A rational function is simply a fraction where both the numerator and the denominator are polynomials. Polynomials consist of terms that are combined using addition, subtraction, and multiplication by numbers or variables raised to whole number exponents. The rational function in our exercise is \( \frac{x^2 + 5x + 4}{x^2 + 3x - 4} \). Here, both the numerator \( x^2 + 5x + 4 \) and the denominator \( x^2 + 3x - 4 \) meet the criteria of being polynomials.

Understanding that you are working with a rational function helps guide the process of solving. Rational functions are noteworthy because they can often be simplified if they contain common factors in the numerator and denominator, making it easier to evaluate their limits.

Factoring polynomials involves breaking down a polynomial into simpler 'factor' polynomials which, when multiplied together, return the original polynomial. This technique is crucial when dealing with rational functions, especially when you encounter an indeterminate form.
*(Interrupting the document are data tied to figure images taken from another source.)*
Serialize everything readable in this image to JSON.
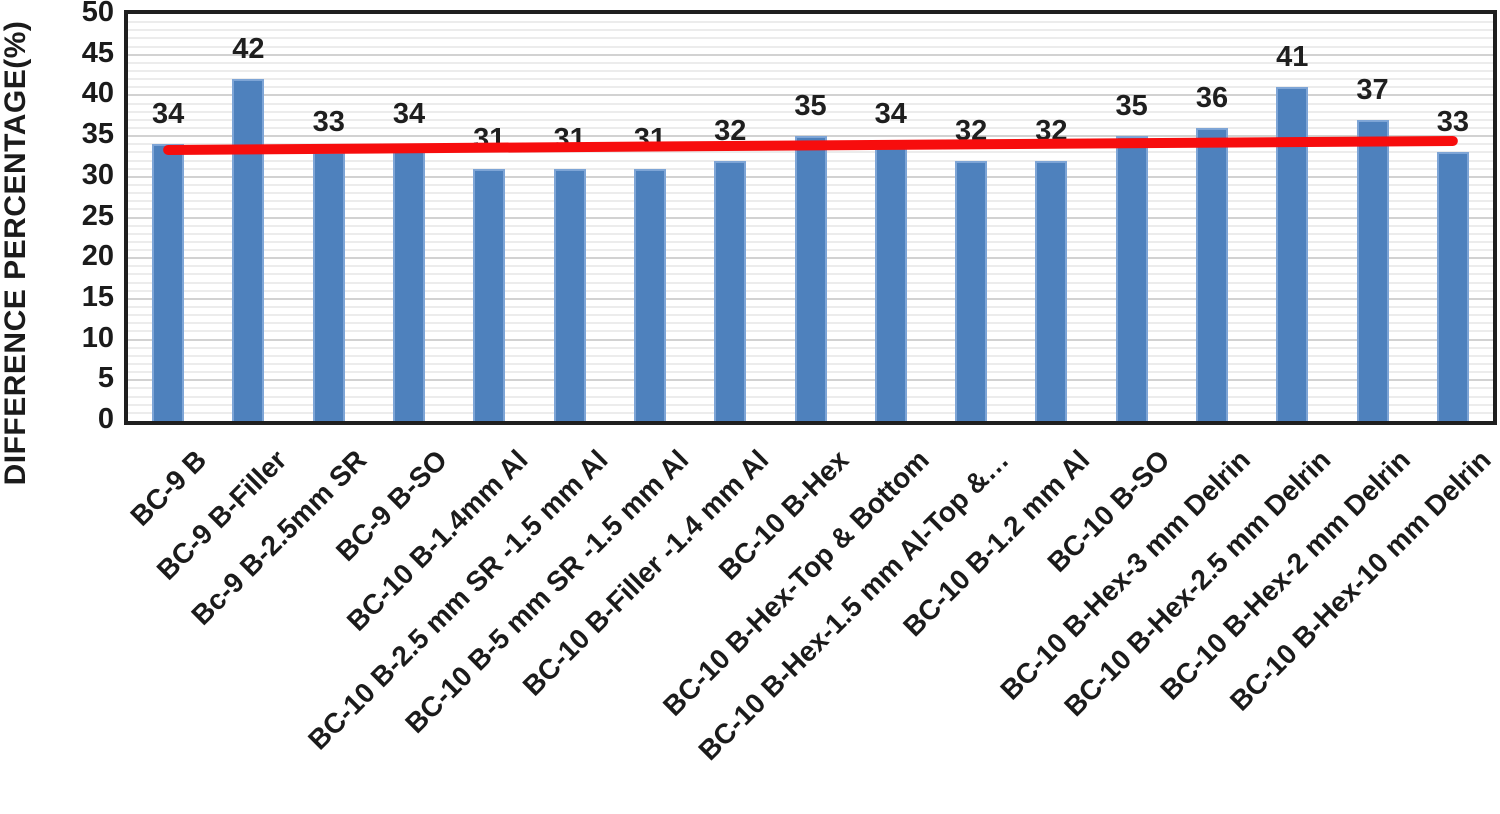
{
  "chart_data": {
    "type": "bar",
    "title": "",
    "xlabel": "",
    "ylabel": "DIFFERENCE PERCENTAGE(%)",
    "ylim": [
      0,
      50
    ],
    "ytick_step": 5,
    "yticks": [
      0,
      5,
      10,
      15,
      20,
      25,
      30,
      35,
      40,
      45,
      50
    ],
    "grid": "horizontal-minor-every-1-major-every-5",
    "legend": "none",
    "categories": [
      "BC-9 B",
      "BC-9 B-Filler",
      "Bc-9 B-2.5mm SR",
      "BC-9 B-SO",
      "BC-10 B-1.4mm Al",
      "BC-10 B-2.5 mm SR -1.5 mm Al",
      "BC-10 B-5 mm SR -1.5 mm Al",
      "BC-10 B-Filler -1.4 mm Al",
      "BC-10 B-Hex",
      "BC-10 B-Hex-Top & Bottom",
      "BC-10 B-Hex-1.5 mm Al-Top &…",
      "BC-10 B-1.2 mm Al",
      "BC-10 B-SO",
      "BC-10 B-Hex-3 mm Delrin",
      "BC-10 B-Hex-2.5 mm Delrin",
      "BC-10 B-Hex-2 mm Delrin",
      "BC-10 B-Hex-10 mm Delrin"
    ],
    "values": [
      34,
      42,
      33,
      34,
      31,
      31,
      31,
      32,
      35,
      34,
      32,
      32,
      35,
      36,
      41,
      37,
      33
    ],
    "data_labels_shown": true,
    "bar_color": "#4e81bd",
    "bar_border_color": "#7ea5d6",
    "trendline": {
      "type": "linear",
      "start_value": 33.3,
      "end_value": 34.4,
      "color": "#f70d0d"
    },
    "colors": {
      "text": "#1b1b1b",
      "plot_border": "#1f1f1f",
      "grid_minor": "#ececec",
      "grid_major": "#d2d2d2"
    }
  }
}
For instance, in our problem, the polynomial \( x^2 + 5x + 4 \) breaks down into \((x + 4)(x + 1)\). Similarly, \( x^2 + 3x - 4 \) factors into \( (x + 4)(x - 1) \).

• Start by looking for numbers that multiply to give the constant term (the '4' in \( x^2 + 5x + 4 \)), while adding to the linear coefficient (the '5' in \( x^2 + 5x + 4 \)).
• Apply similar logic to the denominator.

Factoring simplifies the expression and helps identify common factors which may be cancelled, as seen in the subsequent solution steps.

When substituting a particular value into a rational function leads to an expression like \( \frac{0}{0} \), this is termed an indeterminate form. This does not mean the limit does not exist; it means more investigation is needed.

In our example, plugging \( x = -4 \) directly into the function yields \( \frac{0}{0} \). It signals that further simplification, often through factoring, is necessary to evaluate the limit correctly. Identifying an indeterminate form alerts you to re-examine the expression instead of concluding immediately.

Direct substitution, the simplest method to find a limit, involves plugging the value of \( x \) into the function directly. In cases where this doesn’t create an indeterminate form, it gives the limit right away.

• If plugging in the value works, the solution is straightforward.
• In our case, after factoring and cancelling, substituting \( x = -4 \) into \( \frac{x + 1}{x - 1} \) was achievable, leading directly to the solution \( \frac{3}{5} \).

Direct substitution is a speedy option when the expression allows, highlighting its practicality when an expression has been simplified properly.